The present study has the following limitations. (1) We detected several abnormal brain areas related to PPD and their relationship with clinical features. However, these positive results should be interpreted with caution because they are related to sample size. The sample size of this study is small. We are still collecting cases to expand the sample size to verify the current findings. (2) This cross-sectional study did not involve comparison of fMRI before and after pregnancy. Thus, a direct causal relationship between altered spontaneous neural activity and PPD is impossible to establish. These measures are needed for longitudinal research to analyze and trace the disease before and after its onset. (3) In addition to spontaneous neural activity in the brain, brain function networks should be examined to obtain comprehensive information about mothers with postpartum depression.

Conclusion

This study explored the changes in brain function and its correlation with depression degree in patients with PPD via fALFF and ReHo analyses. This study provides a new perspective for exploring brain abnormalities in PPD and contributes to the understanding of its neurobiology.

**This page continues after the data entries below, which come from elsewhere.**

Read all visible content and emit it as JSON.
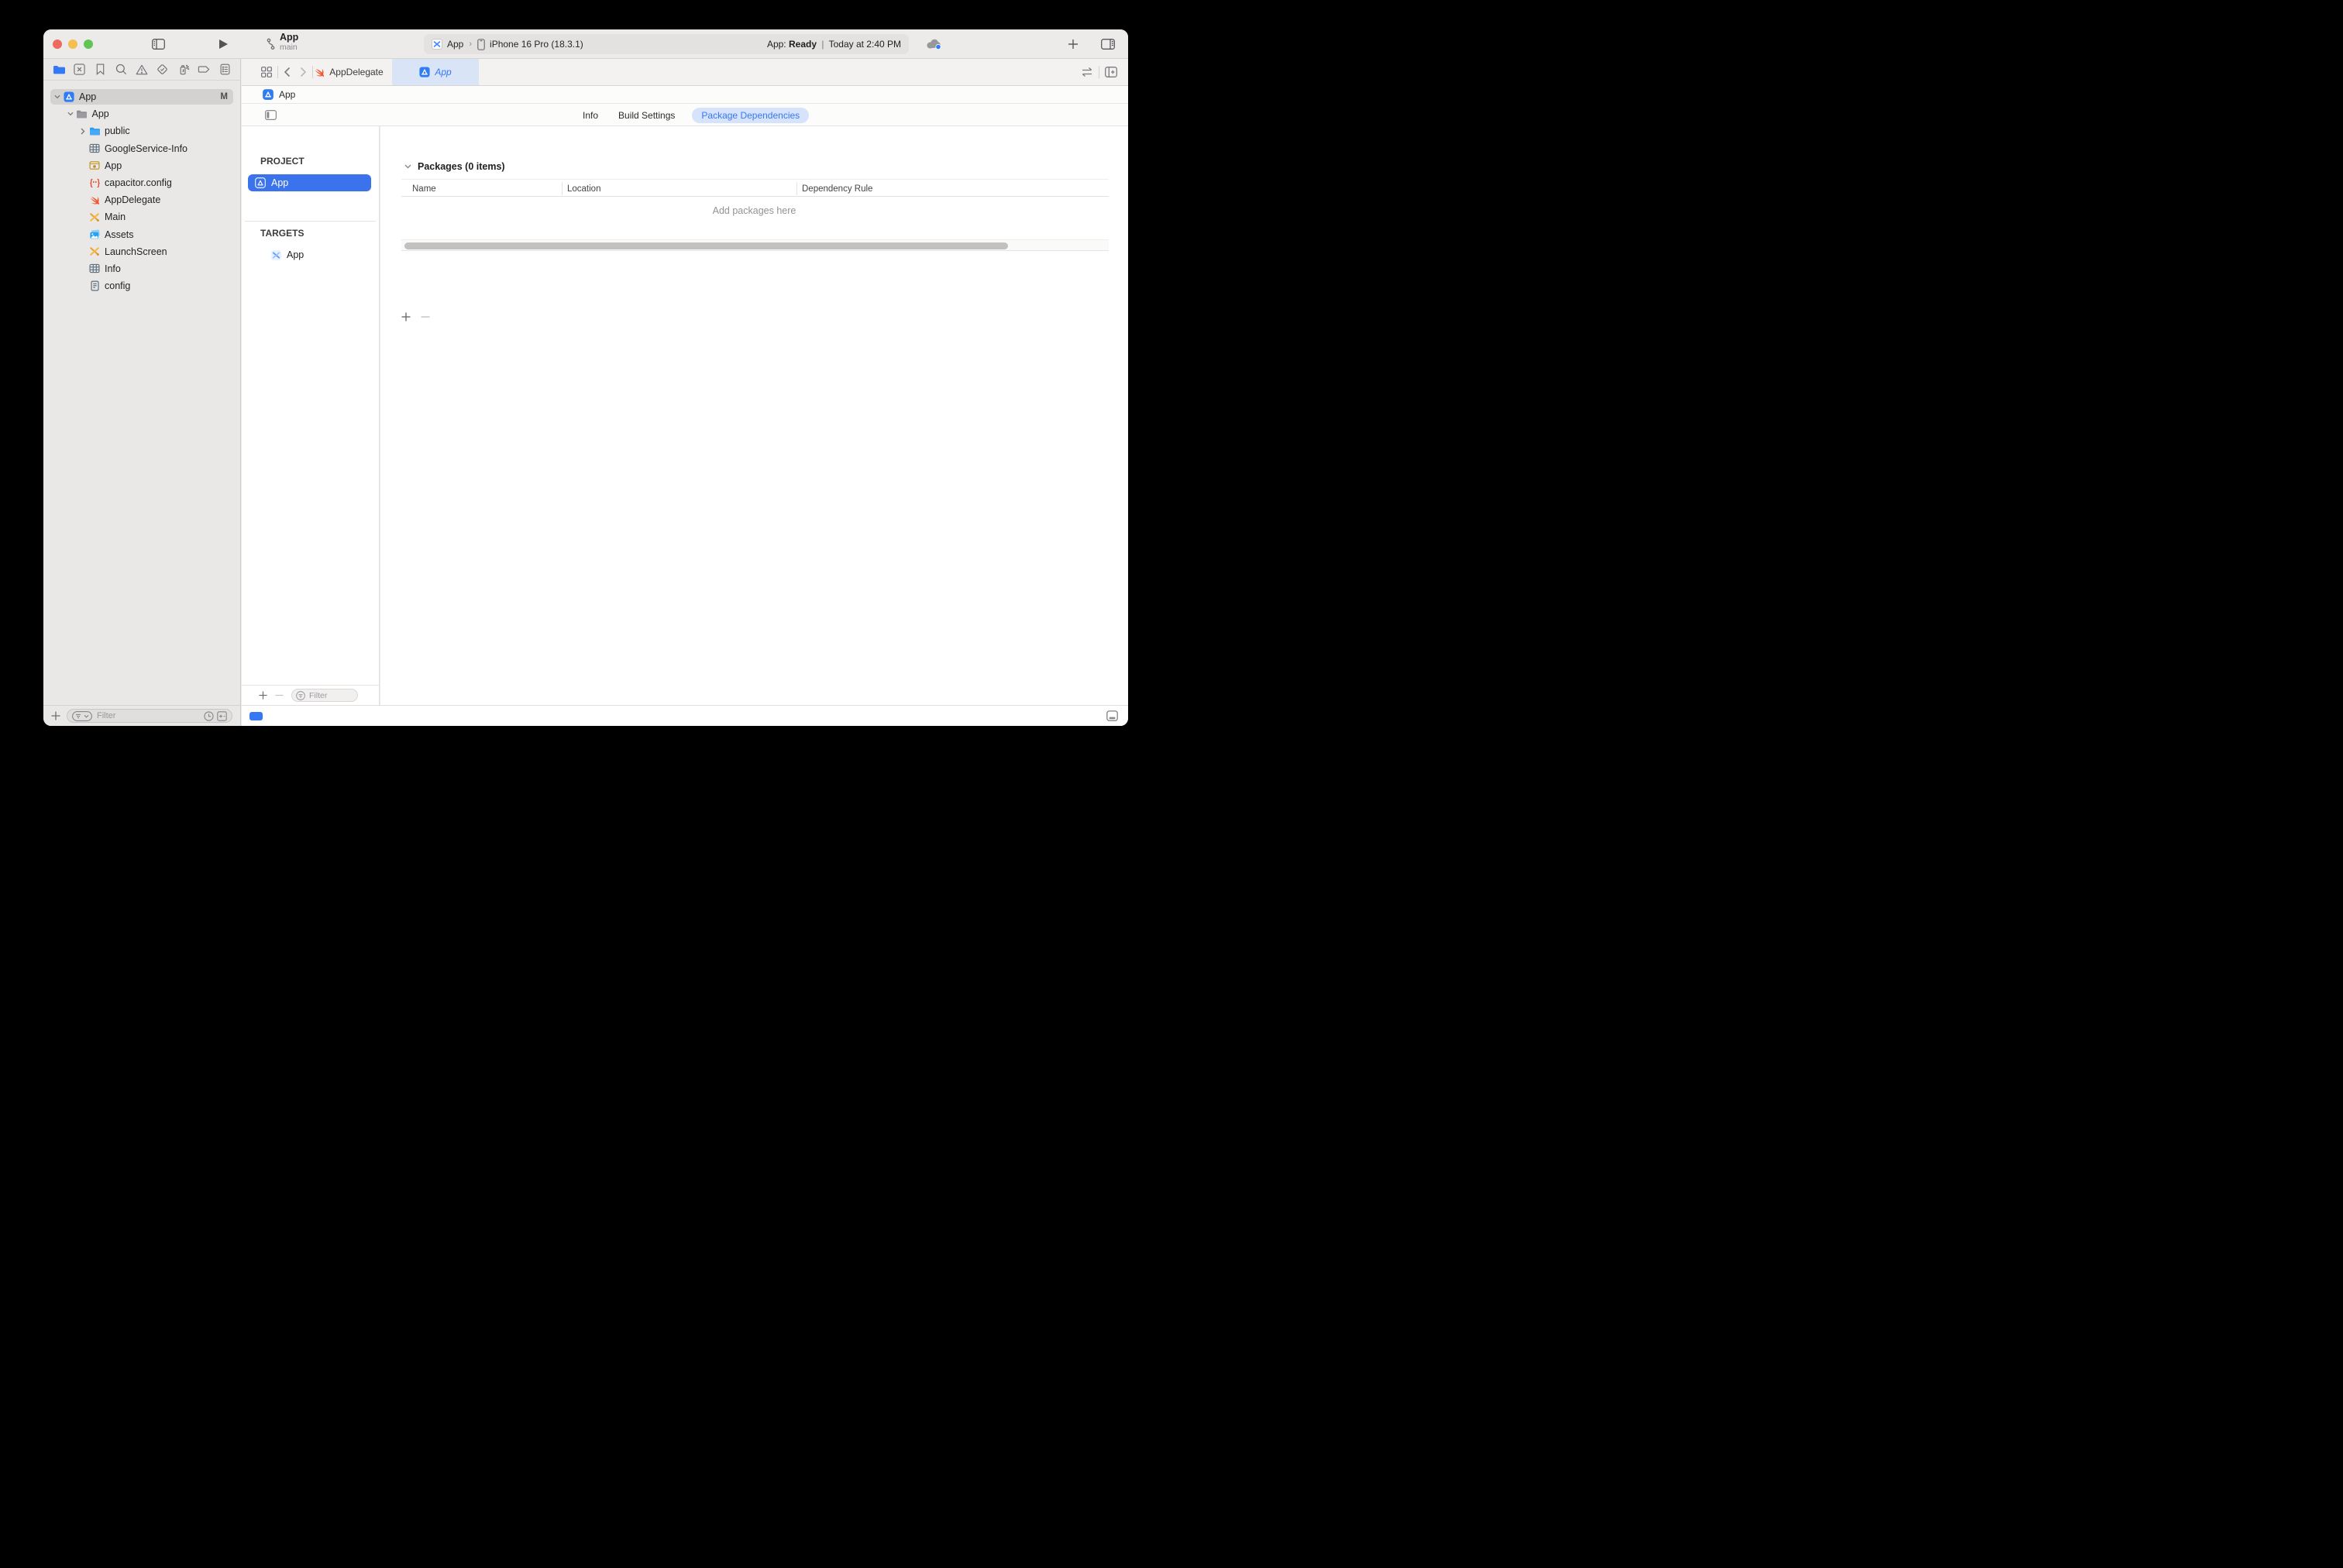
{
  "toolbar": {
    "project_name": "App",
    "branch_name": "main",
    "scheme": {
      "target": "App",
      "chevron": "›",
      "device": "iPhone 16 Pro (18.3.1)"
    },
    "status": {
      "prefix": "App:",
      "state": "Ready",
      "separator": "|",
      "time": "Today at 2:40 PM"
    }
  },
  "tab_bar": {
    "tabs": [
      {
        "label": "AppDelegate",
        "icon": "swift",
        "active": false
      },
      {
        "label": "App",
        "icon": "app-project",
        "active": true
      }
    ]
  },
  "jump_bar": {
    "item": "App"
  },
  "config_bar": {
    "tabs": [
      {
        "label": "Info",
        "active": false
      },
      {
        "label": "Build Settings",
        "active": false
      },
      {
        "label": "Package Dependencies",
        "active": true
      }
    ]
  },
  "navigator": {
    "icons": [
      {
        "name": "folder",
        "selected": true
      },
      {
        "name": "xsquare",
        "selected": false
      },
      {
        "name": "bookmark",
        "selected": false
      },
      {
        "name": "search",
        "selected": false
      },
      {
        "name": "warning",
        "selected": false
      },
      {
        "name": "diamond-check",
        "selected": false
      },
      {
        "name": "spray",
        "selected": false
      },
      {
        "name": "tag",
        "selected": false
      },
      {
        "name": "report",
        "selected": false
      }
    ],
    "tree": [
      {
        "label": "App",
        "icon": "app-project",
        "indent": 0,
        "chevron": "down",
        "selected": true,
        "badge": "M"
      },
      {
        "label": "App",
        "icon": "folder-gray",
        "indent": 1,
        "chevron": "down"
      },
      {
        "label": "public",
        "icon": "folder-blue",
        "indent": 2,
        "chevron": "right"
      },
      {
        "label": "GoogleService-Info",
        "icon": "plist",
        "indent": 2
      },
      {
        "label": "App",
        "icon": "entitlements",
        "indent": 2
      },
      {
        "label": "capacitor.config",
        "icon": "braces",
        "indent": 2
      },
      {
        "label": "AppDelegate",
        "icon": "swift",
        "indent": 2
      },
      {
        "label": "Main",
        "icon": "storyboard",
        "indent": 2
      },
      {
        "label": "Assets",
        "icon": "assets",
        "indent": 2
      },
      {
        "label": "LaunchScreen",
        "icon": "storyboard",
        "indent": 2
      },
      {
        "label": "Info",
        "icon": "plist",
        "indent": 2
      },
      {
        "label": "config",
        "icon": "doc",
        "indent": 2
      }
    ],
    "filter_placeholder": "Filter"
  },
  "project_editor": {
    "project_section": "PROJECT",
    "projects": [
      {
        "label": "App",
        "selected": true
      }
    ],
    "targets_section": "TARGETS",
    "targets": [
      {
        "label": "App"
      }
    ],
    "filter_placeholder": "Filter",
    "packages": {
      "title": "Packages (0 items)",
      "columns": [
        "Name",
        "Location",
        "Dependency Rule"
      ],
      "empty_message": "Add packages here"
    }
  },
  "colors": {
    "accent_blue": "#3478f6",
    "selection_blue": "#3b73ec",
    "active_tab_bg": "#d9e4f6",
    "package_pill_bg": "#d7e3fa",
    "traffic_red": "#ec6a5e",
    "traffic_yellow": "#f4bf4f",
    "traffic_green": "#61c554"
  }
}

Data Availability Statement

All datasets generated for this study are included in the article/supplementary material.

Ethics Statement

The studies involving human participants were reviewed and approved by the Ethics Committee of the Yantai Yuhuangding Hospital. The patients/participants provided their written informed consent to participate in this study approval no. 298:[2019].

Author Contributions

KC and NM designed the experiment, collected the data, performed the analyses, and wrote the manuscript. YL, ML, HM, WB, XX, YL, and JD collected the data. YS and HX contributed to the discussion and manuscript revision.

Conflict of Interest

The authors declare that the research was conducted in the absence of any commercial or financial relationships that could be construed as a potential conflict of interest.